Paris, 16 de julho de 1907, terça-feira

A tarde em Marly em Maillol, para vê-lo trabalhar na minha estátua do pequeno Colin. Quando modela, parece tocar e aplicar a argila com muito mais delicadeza e ternura do que Rodin, é como se acariciasse as formas com os dedos. No estúdio, fotografei o pequeno Colin, a estátua e o Maillol.

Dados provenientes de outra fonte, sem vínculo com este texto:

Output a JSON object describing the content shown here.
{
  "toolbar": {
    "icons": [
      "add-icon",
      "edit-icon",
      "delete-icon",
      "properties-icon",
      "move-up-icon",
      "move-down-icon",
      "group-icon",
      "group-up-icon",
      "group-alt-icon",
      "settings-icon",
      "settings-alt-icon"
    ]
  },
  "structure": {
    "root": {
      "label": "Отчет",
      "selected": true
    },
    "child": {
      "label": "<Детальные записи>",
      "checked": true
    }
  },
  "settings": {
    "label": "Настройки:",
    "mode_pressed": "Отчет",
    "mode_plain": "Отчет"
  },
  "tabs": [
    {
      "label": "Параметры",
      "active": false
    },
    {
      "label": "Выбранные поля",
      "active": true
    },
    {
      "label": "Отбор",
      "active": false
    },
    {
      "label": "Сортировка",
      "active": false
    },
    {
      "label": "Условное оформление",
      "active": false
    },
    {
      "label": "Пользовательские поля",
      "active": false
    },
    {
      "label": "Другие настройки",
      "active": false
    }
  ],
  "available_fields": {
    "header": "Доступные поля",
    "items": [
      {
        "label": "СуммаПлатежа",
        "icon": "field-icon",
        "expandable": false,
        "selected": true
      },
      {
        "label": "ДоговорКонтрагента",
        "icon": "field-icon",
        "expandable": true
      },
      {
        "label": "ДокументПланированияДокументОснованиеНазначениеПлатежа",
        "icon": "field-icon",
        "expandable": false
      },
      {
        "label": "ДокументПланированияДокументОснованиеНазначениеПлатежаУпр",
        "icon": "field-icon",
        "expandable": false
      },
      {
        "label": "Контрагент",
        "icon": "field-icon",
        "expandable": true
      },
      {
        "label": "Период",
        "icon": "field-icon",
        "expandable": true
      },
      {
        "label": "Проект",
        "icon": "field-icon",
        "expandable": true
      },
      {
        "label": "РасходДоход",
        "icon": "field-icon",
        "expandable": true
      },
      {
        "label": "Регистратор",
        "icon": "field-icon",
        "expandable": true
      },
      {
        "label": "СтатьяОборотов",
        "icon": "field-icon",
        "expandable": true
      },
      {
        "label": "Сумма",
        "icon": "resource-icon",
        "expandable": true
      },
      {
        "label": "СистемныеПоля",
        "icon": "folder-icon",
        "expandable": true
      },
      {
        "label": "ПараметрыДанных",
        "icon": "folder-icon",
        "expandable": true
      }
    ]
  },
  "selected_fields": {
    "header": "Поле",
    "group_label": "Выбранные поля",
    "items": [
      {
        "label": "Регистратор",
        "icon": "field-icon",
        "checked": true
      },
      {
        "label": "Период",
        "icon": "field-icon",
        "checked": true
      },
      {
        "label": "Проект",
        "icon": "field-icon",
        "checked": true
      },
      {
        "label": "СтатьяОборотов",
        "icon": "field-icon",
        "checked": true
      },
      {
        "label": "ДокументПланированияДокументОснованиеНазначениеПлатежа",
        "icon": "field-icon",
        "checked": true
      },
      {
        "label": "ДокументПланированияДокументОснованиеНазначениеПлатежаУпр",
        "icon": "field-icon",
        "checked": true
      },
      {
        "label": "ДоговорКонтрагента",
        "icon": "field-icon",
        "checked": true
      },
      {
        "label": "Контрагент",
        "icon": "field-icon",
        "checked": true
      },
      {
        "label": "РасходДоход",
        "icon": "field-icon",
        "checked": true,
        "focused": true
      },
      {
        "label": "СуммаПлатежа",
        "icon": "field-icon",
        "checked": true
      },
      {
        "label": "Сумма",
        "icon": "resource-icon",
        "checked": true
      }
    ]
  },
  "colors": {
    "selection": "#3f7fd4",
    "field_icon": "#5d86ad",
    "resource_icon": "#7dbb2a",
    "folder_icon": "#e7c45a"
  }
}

Paris, 20 de julho de 1907, sábado

Novamente em Maillol, enquanto trabalhava no jovem. Disse-lhe  que estava interessado em vê-lo trabalhar. "E, no entanto, não ajo de maneira inteligente enquanto trabalho", respondeu ele, "trabalho estupidamente...como um burro." Os outros, Bourdelle por exemplo, fazem grandes gestos, etc., e ele imitou Bourdelle. Diz que Rodin também trabalha "estupidamente", como ele, "copia pacientemente a natureza".

 
Paris, 23 de julho de 1907, terça-feira
 
Novamente em Maillol, onde tirei fotos. Disse-lhe que ainda temia que acontecesse com o meu jovem no chão a mesma coisa que com o busto de Renoir, que uma peça caísse e se perdesse. Maillol respondeu que não importava, que poderia facilmente remodelar qualquer pedaço, que era fácil remodelar um braço, uma perna. “Qualquer um pode fazer a música.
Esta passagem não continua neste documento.